Secondly, I was so intrigued by just how different of a lifestyle I was thrust into. Most people cruising are well-off in life, and many have already acquired a large retirement fund that is partially used for cruising. My family is not the most well-off, but we manage, and we all felt that the lifestyle was extremely pampering. There were hundreds of crew members waiting hand and foot for each passenger, doing the grunt work behind the scenes so that the passengers would enjoy a smooth and comfortable experience. Hell, we didn't even have to put our dishes into a dish return tray, make our beds each morning, or even worry about not knowing what the next day's programs were; everyone was basically treated like royalty. Honestly, it was quite the transition back to our normal lives when the cruise ended and we were no longer spoiled.
Thirdly, I learned the basics of scuba diving!

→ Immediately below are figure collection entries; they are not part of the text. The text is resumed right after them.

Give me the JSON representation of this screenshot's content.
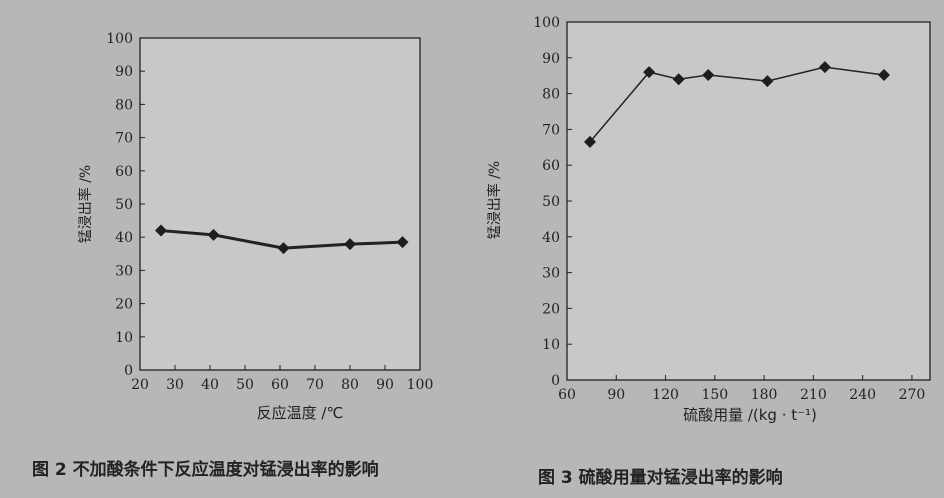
{
  "chart_data": [
    {
      "type": "line",
      "caption": "图 2  不加酸条件下反应温度对锰浸出率的影响",
      "xlabel": "反应温度 /℃",
      "ylabel": "锰浸出率 /%",
      "xlim": [
        20,
        100
      ],
      "ylim": [
        0,
        100
      ],
      "xticks": [
        20,
        30,
        40,
        50,
        60,
        70,
        80,
        90,
        100
      ],
      "yticks": [
        0,
        10,
        20,
        30,
        40,
        50,
        60,
        70,
        80,
        90,
        100
      ],
      "x": [
        26,
        41,
        61,
        80,
        95
      ],
      "y": [
        42,
        40.7,
        36.7,
        37.9,
        38.5
      ],
      "grid": false,
      "marker": "diamond"
    },
    {
      "type": "line",
      "caption": "图 3  硫酸用量对锰浸出率的影响",
      "xlabel": "硫酸用量 /(kg · t⁻¹)",
      "ylabel": "锰浸出率 /%",
      "xlim": [
        60,
        281
      ],
      "ylim": [
        0,
        100
      ],
      "xticks": [
        60,
        90,
        120,
        150,
        180,
        210,
        240,
        270
      ],
      "yticks": [
        0,
        10,
        20,
        30,
        40,
        50,
        60,
        70,
        80,
        90,
        100
      ],
      "x": [
        74,
        110,
        128,
        146,
        182,
        217,
        253
      ],
      "y": [
        66.5,
        86,
        84,
        85.2,
        83.5,
        87.4,
        85.2
      ],
      "grid": false,
      "marker": "diamond"
    }
  ]
}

Although I have snorkeled in the past, it was interesting to be strapped to an oxygen tank and a buoyancy control device that would let me breathe underwater (the technique is just like with snorkeling) and either float or sink. I don't have much experience using flippers for locomotion, so adjusting to them warranted a learning curve. I hope to one day become certified so that I may explore the ocean depths until my body just can't take any more pressure.
Lastly, I enjoyed snorkeling with, touching, holding, and feeding stingrays. On one excursion on Royal Caribbean's private island of CocoCay, my father and I were whisked off to a shallow enclosure in the ocean via speedboat, which was home to dozens of stingrays that were accustomed to humans. These stingrays constantly brushed up against my fellow tourists and did not shy away from people petting them. It was so nice to feel a stingray's scales and underbelly; they felt so rubbery and made the stingrays look extremely cute and cuddly.
Of course, many still had barbs, but those weren't a danger (three rubbed against me and I'm still alive). I've had two rays swim between my legs as I struggled to maintain my balance in this ergosphere. Holding them was a treat; as long as you don't tense your arms, the rays will be calm. They also nearly gave me hickeys when I fed them calamari due to the immense suction created by their mouths. Overall, that experience made my cruise even more special.
Cruising certainly was an amazing experience that unlocked so many doors for me. Although I don't intend to do this often, I understand just why cruising is such a luxury and why people do it so frequently. I truly appreciate this voyage for giving me so many opportunities and experiences that have taught me so much over the past eight days at sea.